Unnamed: 0_level_0,age
partyID,Unnamed: 1_level_1
Democrat,49.941731
Republican,54.021494
independent,49.20341


In [64]:
stats.f_oneway(df_clean.query("partyID=='Democrat'").age.dropna(),
               df_clean.query("partyID=='Republican'").age.dropna(),
               df_clean.query("partyID=='independent'").age.dropna()) ## one-way anowa

F_onewayResult(statistic=23.18228867227828, pvalue=1.0233980844224508e-10)

The p-value is much smaller than .05, so we reject the null hypothesis and conclude that there is a statistically significant difference between these three parties in terms of voters' average age.

### Tests of association -chi square

Conservatives overwhelmingly oppose both universal basic income & free college, with 79% of conservatives stating that they oppose them. Only 44% of liberals, in contrast, oppose both universal basic income & free college.
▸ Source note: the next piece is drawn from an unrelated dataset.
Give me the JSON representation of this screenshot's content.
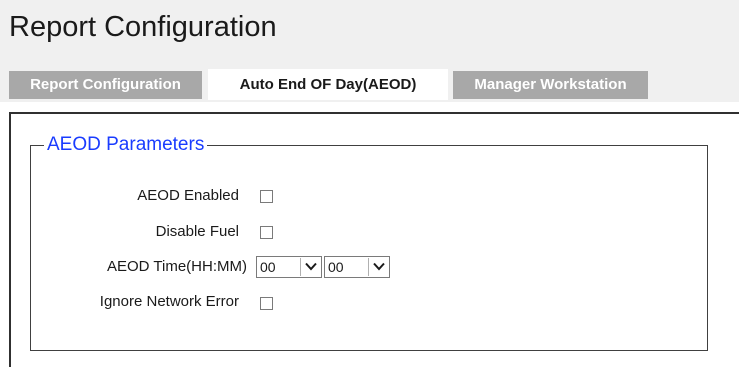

Whether these differences are strong enough for us to conclude that there are ideological differences in support for both universal basic income & free college.

In [65]:
round(pd.crosstab(df_clean['favor_both'], df_clean['self_ideology'], normalize='columns')*100,2)
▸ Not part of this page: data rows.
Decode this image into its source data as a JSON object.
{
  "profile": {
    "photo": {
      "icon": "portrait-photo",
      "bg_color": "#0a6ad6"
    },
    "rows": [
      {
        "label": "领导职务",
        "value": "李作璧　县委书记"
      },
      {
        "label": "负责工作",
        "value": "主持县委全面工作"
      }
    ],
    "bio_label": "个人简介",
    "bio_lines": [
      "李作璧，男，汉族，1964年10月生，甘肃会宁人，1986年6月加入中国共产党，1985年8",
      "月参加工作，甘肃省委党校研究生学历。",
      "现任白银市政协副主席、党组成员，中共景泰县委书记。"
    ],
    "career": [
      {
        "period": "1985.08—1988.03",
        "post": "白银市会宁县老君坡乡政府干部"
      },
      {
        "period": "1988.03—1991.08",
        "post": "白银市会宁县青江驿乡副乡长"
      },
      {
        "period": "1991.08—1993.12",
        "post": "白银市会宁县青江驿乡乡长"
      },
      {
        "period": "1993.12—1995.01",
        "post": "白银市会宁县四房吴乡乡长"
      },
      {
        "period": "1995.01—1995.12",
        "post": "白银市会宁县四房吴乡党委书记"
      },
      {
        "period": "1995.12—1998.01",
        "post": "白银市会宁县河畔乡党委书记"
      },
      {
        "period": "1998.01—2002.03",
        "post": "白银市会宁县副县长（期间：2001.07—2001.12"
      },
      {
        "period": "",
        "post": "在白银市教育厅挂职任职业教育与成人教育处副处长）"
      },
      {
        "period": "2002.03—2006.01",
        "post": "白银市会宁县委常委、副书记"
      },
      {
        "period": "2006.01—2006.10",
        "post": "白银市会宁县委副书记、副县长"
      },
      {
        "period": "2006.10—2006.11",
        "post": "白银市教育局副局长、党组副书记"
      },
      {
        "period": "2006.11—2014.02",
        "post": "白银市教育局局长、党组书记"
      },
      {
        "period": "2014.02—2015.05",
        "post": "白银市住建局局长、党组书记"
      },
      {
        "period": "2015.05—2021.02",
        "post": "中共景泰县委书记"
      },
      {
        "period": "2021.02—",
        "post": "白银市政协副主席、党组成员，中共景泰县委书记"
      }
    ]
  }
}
self_ideology,Liberal,Moderate,Conservative
favor_both,Unnamed: 1_level_1,Unnamed: 2_level_1,Unnamed: 3_level_1
False,44.19,71.95,79.22
True,55.81,28.05,20.78


In [66]:
stats.chi2_contingency(pd.crosstab(df_clean['favor_both'], df_clean['self_ideology']).values) ## chi-square

(333.6356352497014,
 3.56403797143625e-73,
 2,
 array([[758.31428571, 507.45779221, 700.22792208],
        [429.68571429, 287.54220779, 396.77207792]]))

The p-value at 3.56e-73 is much less than .05. Therefore, we reject the null hypothesis and conclude that there is a statistically significant relationship between ideology and support for both universal basic income & free college.